The California Senate recently passed legislation (Senate Bill No. 84) that would require a plaintiff to give a qualified business notice and 120 days to cure an accessibility violation before filing a lawsuit seeking statutory damages and attorneys’ fees. The bill would create the nation’s first true safe harbor for businesses with fifty or fewer employees who are willing and able to address any barriers to access in 120 days. The bill now heads to the California Assembly.
Quick Hits
- The California Senate has passed SB 84, which mandates a 120-day notice and cure period for accessibility violations before a plaintiff can file a lawsuit seeking statutory damages and attorneys’ fees.
- SB 84 aims to create a safe harbor for businesses with fewer than fifty employees, allowing them to address accessibility barriers within 120 days to avoid statutory damages and legal fees.
- If enacted, SB 84 would provide a “fix-it-first” pathway for small California businesses, potentially influencing similar federal protections in the future.

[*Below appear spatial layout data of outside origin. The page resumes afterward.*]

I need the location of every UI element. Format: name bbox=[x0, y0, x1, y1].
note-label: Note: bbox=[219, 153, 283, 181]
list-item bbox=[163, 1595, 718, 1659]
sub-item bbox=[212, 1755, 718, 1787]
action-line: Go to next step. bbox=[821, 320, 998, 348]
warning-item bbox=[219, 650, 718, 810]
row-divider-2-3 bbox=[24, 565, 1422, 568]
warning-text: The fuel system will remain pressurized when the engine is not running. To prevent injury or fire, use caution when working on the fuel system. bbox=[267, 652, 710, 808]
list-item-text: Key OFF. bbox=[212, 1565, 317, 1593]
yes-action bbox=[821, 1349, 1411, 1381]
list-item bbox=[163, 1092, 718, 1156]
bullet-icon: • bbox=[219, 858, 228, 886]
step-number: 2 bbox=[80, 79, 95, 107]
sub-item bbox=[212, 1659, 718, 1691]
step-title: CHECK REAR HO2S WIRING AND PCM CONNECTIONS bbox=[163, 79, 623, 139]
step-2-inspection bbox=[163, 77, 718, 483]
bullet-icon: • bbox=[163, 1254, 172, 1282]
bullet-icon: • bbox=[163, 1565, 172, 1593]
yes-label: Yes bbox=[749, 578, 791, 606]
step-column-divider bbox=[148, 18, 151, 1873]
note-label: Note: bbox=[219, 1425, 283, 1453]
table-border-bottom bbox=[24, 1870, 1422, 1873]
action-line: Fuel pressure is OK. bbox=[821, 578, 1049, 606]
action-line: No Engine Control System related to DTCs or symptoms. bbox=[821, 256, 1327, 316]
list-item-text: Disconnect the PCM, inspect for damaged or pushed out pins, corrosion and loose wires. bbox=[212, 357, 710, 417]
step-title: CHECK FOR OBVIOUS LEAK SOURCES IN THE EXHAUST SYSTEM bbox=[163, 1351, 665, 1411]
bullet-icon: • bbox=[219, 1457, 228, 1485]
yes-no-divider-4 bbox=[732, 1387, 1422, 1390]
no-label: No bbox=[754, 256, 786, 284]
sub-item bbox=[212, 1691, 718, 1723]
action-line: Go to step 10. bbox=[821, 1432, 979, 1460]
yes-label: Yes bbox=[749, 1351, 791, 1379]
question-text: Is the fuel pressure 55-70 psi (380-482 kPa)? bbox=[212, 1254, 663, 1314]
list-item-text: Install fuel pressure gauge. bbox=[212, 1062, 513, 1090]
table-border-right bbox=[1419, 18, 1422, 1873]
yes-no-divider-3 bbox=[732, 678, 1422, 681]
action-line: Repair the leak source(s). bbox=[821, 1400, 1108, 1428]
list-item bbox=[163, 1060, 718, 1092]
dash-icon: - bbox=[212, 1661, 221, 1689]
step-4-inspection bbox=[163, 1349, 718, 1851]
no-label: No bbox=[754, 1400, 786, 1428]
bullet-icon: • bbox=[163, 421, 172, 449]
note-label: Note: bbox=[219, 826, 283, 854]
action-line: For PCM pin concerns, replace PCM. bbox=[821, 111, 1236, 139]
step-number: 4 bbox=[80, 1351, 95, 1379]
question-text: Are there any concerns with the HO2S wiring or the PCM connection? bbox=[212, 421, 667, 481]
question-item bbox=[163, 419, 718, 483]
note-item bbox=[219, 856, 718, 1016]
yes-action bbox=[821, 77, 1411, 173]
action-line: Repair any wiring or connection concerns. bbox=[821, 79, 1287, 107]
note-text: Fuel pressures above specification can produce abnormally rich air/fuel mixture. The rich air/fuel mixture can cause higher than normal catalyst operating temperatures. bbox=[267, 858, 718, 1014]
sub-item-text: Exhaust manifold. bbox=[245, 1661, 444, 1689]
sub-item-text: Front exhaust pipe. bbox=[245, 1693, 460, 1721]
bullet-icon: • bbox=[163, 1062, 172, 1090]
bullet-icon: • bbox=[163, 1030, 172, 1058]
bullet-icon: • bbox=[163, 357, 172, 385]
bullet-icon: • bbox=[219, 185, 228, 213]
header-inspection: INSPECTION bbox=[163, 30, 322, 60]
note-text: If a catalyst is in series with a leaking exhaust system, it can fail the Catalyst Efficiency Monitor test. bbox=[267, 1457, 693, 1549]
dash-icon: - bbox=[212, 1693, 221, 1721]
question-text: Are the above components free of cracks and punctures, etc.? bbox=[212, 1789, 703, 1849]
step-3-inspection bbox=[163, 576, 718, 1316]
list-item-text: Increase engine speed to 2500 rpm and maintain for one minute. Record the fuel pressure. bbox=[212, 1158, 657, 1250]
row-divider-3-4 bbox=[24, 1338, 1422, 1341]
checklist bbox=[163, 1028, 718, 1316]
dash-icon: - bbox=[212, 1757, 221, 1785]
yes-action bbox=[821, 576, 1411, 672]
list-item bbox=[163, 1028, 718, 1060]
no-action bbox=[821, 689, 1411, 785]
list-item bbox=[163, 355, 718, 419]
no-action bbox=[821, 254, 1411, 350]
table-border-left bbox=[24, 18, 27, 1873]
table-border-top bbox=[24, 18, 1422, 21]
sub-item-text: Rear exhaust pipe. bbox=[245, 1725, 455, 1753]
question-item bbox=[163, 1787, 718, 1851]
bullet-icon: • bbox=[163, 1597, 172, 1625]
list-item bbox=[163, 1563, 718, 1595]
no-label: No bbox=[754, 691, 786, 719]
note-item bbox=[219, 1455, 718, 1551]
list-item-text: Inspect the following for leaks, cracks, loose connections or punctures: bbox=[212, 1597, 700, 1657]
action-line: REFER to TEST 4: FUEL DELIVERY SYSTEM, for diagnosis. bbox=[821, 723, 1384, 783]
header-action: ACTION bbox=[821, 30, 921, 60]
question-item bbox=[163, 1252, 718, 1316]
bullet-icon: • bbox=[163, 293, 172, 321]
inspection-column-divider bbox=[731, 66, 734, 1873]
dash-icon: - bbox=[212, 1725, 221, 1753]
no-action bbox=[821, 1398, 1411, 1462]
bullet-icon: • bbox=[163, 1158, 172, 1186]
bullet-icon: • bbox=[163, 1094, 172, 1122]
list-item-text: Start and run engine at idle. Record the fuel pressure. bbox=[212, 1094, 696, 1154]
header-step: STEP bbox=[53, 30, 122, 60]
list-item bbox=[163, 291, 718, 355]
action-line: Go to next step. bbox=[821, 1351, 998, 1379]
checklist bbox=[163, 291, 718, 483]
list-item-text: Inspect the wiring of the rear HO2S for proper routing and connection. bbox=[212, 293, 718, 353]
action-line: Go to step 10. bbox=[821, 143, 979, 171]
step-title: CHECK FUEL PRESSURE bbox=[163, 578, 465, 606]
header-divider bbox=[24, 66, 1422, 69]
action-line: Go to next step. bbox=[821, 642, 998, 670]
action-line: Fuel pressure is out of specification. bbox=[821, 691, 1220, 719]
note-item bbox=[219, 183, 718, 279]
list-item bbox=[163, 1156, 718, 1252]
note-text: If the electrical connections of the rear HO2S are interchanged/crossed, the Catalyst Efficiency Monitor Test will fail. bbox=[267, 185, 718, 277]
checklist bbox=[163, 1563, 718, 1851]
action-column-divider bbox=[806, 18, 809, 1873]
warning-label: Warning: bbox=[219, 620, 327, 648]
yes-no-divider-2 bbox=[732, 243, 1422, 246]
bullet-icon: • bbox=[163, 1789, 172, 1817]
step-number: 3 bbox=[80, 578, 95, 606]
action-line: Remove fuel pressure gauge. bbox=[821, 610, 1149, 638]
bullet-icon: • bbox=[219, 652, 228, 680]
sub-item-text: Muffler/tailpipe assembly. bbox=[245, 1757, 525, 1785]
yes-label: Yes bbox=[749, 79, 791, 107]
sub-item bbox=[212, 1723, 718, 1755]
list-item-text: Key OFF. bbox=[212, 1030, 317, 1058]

Landscape of Disability Access in California
California has long occupied center stage in the national conversation on accessibility litigation. High statutory penalties, no-fault liability, and liberal fee-shifting rules have turned the Golden State into a magnet for plaintiffs’ lawyers who focus on “construction-related accessibility claims” under both the federal Americans with Disabilities Act (ADA) and parallel state statutes, such as the Unruh Civil Rights Act (Unruh). Senate Bill 84 (SB 84) represents Sacramento’s most consequential attempt in nearly a decade to recalibrate that landscape.
California Civil Code §§ 52 and 54.3 authorize minimum statutory damages of $4,000 per visit for accessibility violations—subject to trebling—plus mandatory attorney’s fees. Those generous remedies, combined with federal ADA claims, led to a wave of high-frequency lawsuits in California, many filed by professional plaintiffs. Small businesses frequently complained that a single missed sign or faded parking stripe could trigger five-figure settlements. Prior reforms tried to soften the blow, but largely preserved strict liability and allowed litigation to multiply. By 2024, legislators faced mounting pressure to extend genuine “fix-it first” opportunities and curb perceived litigation abuse. SB 84 is the legislature’s answer.

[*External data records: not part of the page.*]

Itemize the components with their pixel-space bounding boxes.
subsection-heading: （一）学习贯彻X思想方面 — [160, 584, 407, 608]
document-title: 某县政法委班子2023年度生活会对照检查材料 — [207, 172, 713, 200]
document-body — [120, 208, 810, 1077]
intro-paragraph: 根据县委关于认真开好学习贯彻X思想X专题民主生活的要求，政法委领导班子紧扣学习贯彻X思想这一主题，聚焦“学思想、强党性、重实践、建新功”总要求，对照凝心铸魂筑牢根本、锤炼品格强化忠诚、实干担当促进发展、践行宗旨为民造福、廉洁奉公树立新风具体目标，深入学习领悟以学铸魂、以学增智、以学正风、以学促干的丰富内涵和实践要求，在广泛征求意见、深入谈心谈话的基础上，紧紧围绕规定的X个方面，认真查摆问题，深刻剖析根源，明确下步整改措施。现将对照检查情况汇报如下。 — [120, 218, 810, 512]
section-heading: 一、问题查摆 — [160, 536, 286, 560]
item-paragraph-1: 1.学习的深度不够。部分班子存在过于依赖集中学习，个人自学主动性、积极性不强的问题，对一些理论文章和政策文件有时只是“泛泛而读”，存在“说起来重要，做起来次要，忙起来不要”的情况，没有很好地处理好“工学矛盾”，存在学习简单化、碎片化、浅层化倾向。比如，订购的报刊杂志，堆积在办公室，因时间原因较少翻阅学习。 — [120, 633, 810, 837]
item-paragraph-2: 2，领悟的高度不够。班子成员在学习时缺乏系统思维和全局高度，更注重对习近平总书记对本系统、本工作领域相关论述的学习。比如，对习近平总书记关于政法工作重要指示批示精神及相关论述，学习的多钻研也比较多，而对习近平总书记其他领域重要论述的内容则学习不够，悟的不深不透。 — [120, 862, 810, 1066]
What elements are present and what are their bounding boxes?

SB 84’s New Requirements, Protections, and Limitations
Under SB 84, a party intending to seek statutory damages would be required to first serve a detailed letter “specifying each alleged violation” on the defendant. A lawsuit for statutory damages may not be filed unless—or until—those alleged violations remain unremedied 120 days after service. If the business corrects every cited violation within the 120-day window, it owes no statutory damages, plaintiff’s attorney’s fees, or costs for those items. This is a true safe harbor, rather than the mere possibility of damages reduction under certain existing circumstances.
It is important to note that SB 84 would only apply to defendants that have fifty or fewer employees overall. Businesses with more employees would remain subject to pre-existing rules. SB 84 also does not limit an individual’s right to sue for an injunction and does not disturb a court’s equitable powers.
Key Takeaways
- If passed, SB 84 would provide a genuine “fix-it-first” pathway for California businesses with fifty or fewer employees, rendering them immune from statutory damages and fees if they repair cited violations within 120 days.
- SB 84 would only benefit businesses with fifty or fewer employees, although plaintiffs’ lawyers may provide notice to other businesses not knowing how many employees they have.
- Consider designating a compliance officer (in-house or external) to triage any notice letter so they are not missed. A handful of plaintiffs already provide “pre-litigation” notice of alleged violations and clients overwhelmingly report never receiving the notice.
- Under SB 84, the clock on the time to cure the alleged violations starts ticking from the date of service, not the date the recipient opens the mail.
- Businesses may want to take swift action in response to a notice letter, because 120 days passes quickly. Some architectural violations can be resolved quickly, such as adding accessible parking signage or adjusting the toilet paper dispenser location. However, many violations take time to assess and correct, such as adding ramps or correcting excessive sloping. This is especially where landlord/tenant buy-in or permitting is required.
- “Notice and cure” bills requiring advanced notice under the ADA are regularly introduced in the U.S. Congress. Passage of SB 84 in California could clear the way to there being some chance that federal protections may follow.